Prolog

2K 147 36
                                    

"13 maja 1787 - z Portsmouth wypływa brytyjska Pierwsza Flota z 1487 osobami (w tym 778 skazańcami), w celu założenia pierwszej europejskiej kolonii na kontynencie australijskim"


Już z daleka można było dojrzeć osiem wielkich statków, płynących powoli w stronę Portsmouth oraz trzy trójmasztowce stojące już w porcie. Mimo deszczu i niskiej temperatury ulicami lały się tłumy ludzi. Większością z nich byli więźniowie zakuci w kajdany, prowadzeni na swój wyrok. Mężczyźni, kobiety, a nawet dzieci. Wszyscy w brudnych, podartych ubraniach podążali w dół, kierując się w stronę portu. Wśród nich roiło się także od czerwonych mundurów brytyjskich marines, którzy czujnym okiem pilnowali więźniów.

* * *

Wśród więźniów znalazł się pewien młody mężczyzna o złotych włosach. Niedawno skończył on 25 lat, a mimo to blizny na jego ciele i czarna opaska na lewym oku wskazywały, że doświadczył on już wiele nieszczęść. Ubrany był tak jak inni w stare podarte łachmany, ale w przeciwieństwie do nich nie miał ze sobą bagażu. Wszystko, co miał zostawił za sobą, niczego nie potrzebował. Wiedział, że cokolwiek by wziął i tak prędzej czy później by to stracił. Szedł śmiałym krokiem, uśmiechając się sam do siebie, wśród ludzi w ponurych nastrojach lub szlochających cicho. Był on jednym z niewielu, którzy cieszyli się tą podróżą. Jednym z tych, którzy ominęli jakimś cudem stryczek i dostali szansę na nowe życie w całkowicie nowym miejscu. Ale czy będzie ono lepsze to miało się jeszcze okazać.

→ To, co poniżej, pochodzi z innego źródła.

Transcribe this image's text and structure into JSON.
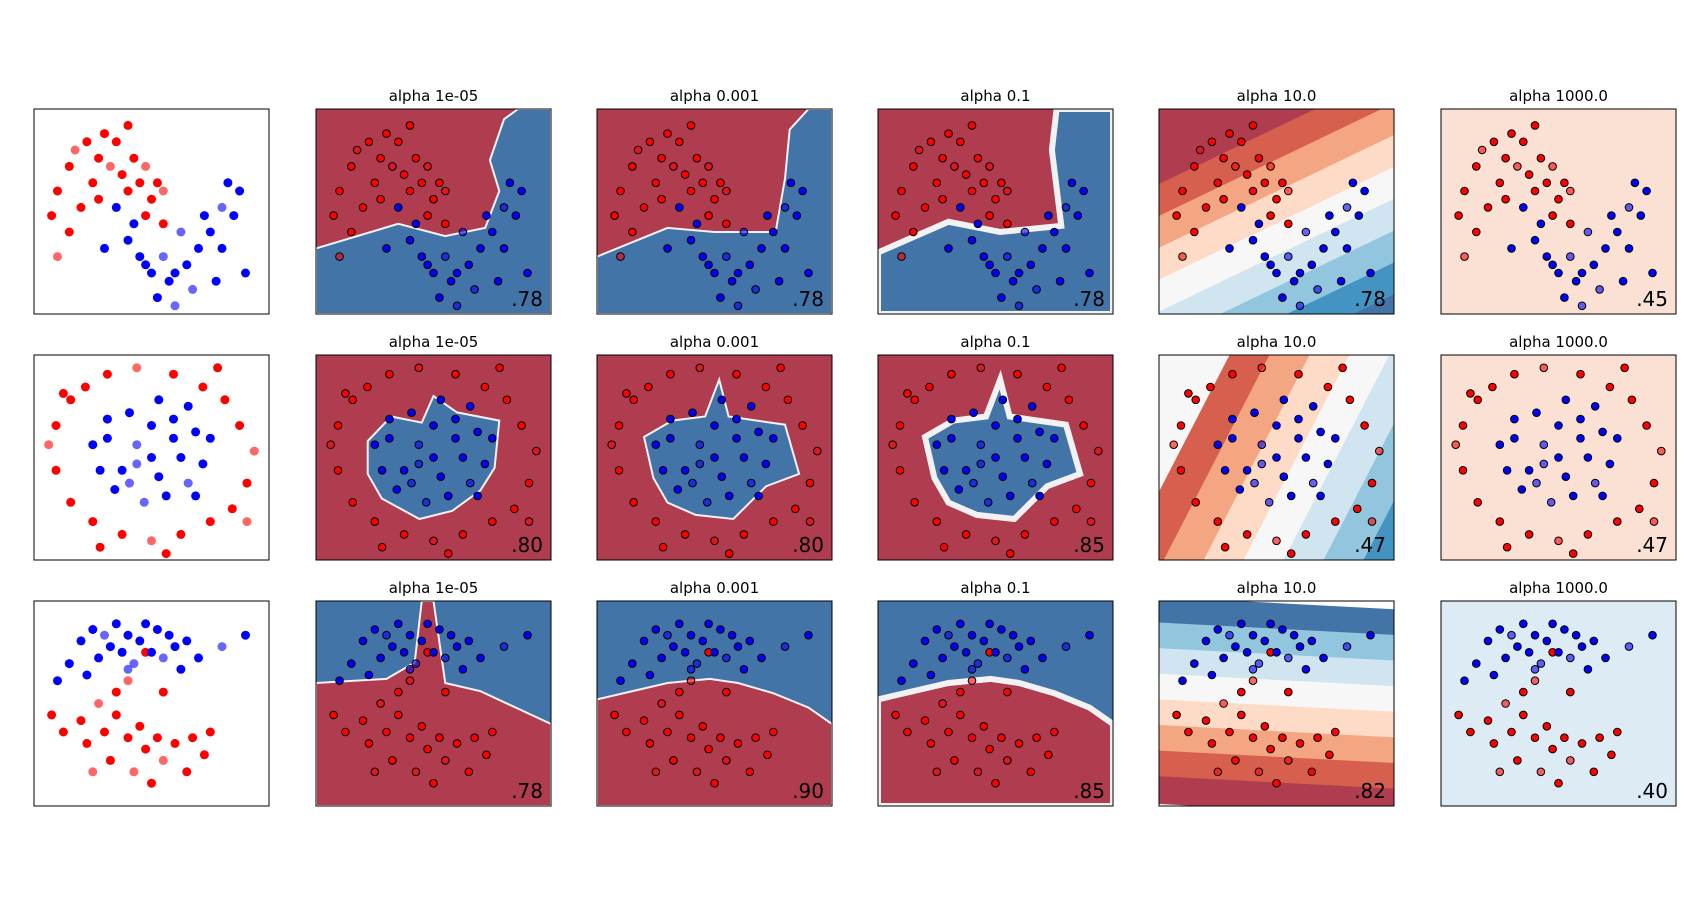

Po pewnym czasie dotarł w końcu do portu. Tutaj marines liczyli więźniów i rozdzielali ich do różnych statków. Ustawił się więc posłusznie w rzędzie mężczyzn czekających na przydzielenie do statku. Podszedł do nich jakiś oficer i szybko ich policzył. Wskazał gestem ręki do grupy żołnierzy pilnującej mężczyzn, na jaki trójmasztowiec będą się kierować. Grupa zaczęła iść za oficerem poganiana od tyłu przez żołnierzy. Kiedy zbliżyli się do żaglowca, złotowłosy mężczyzna zauważył na burcie ozdobny napis "Charlotte". Grupa więźniów weszła na pokład statku i od razu została zmuszona na zejście pod niego do cel. Były one mniej więcej wielkości półtora na półtora metra i w każdej z nich siedziało po co najmniej dziesięciu mężczyzn, tak że nie było praktycznie miejsca żeby się położyć.Mogło być gorzej. Pomyślał mężczyzna.

* * *

Po drugiej stronie portu niepewnym krokiem, w grupie kilku marines i ich żon, szedł drugi mężczyzna w podobnym wieku. Był on całkowitym przeciwieństwem tego pierwszego. Miał on ciemne, kasztanowe włosy i czerwony mundur. Na plecach niósł torbę z ubraniami, a za rękę trzymał swoją siostrę. Inni zapewne uznali ją za jego żonę. Nie wiedzieli, jak bardzo zżyte było to rodzeństwo i zapewne nie zrozumieliby tego. Mężczyzna szedł powolnym krokiem z ponurym wyrazem twarzy. Wiedział, że nigdy nie zobaczy już Anglii, swojej rodziny ani swojej siostry. Mógł ją co prawda zabrać ze sobą, ale ona w przeciwieństwie do niego miała już rodzinę. Niedawno wyszła za mąż... Nawet jeśliby chciała, nie mogłaby pojechać bez zgody męża.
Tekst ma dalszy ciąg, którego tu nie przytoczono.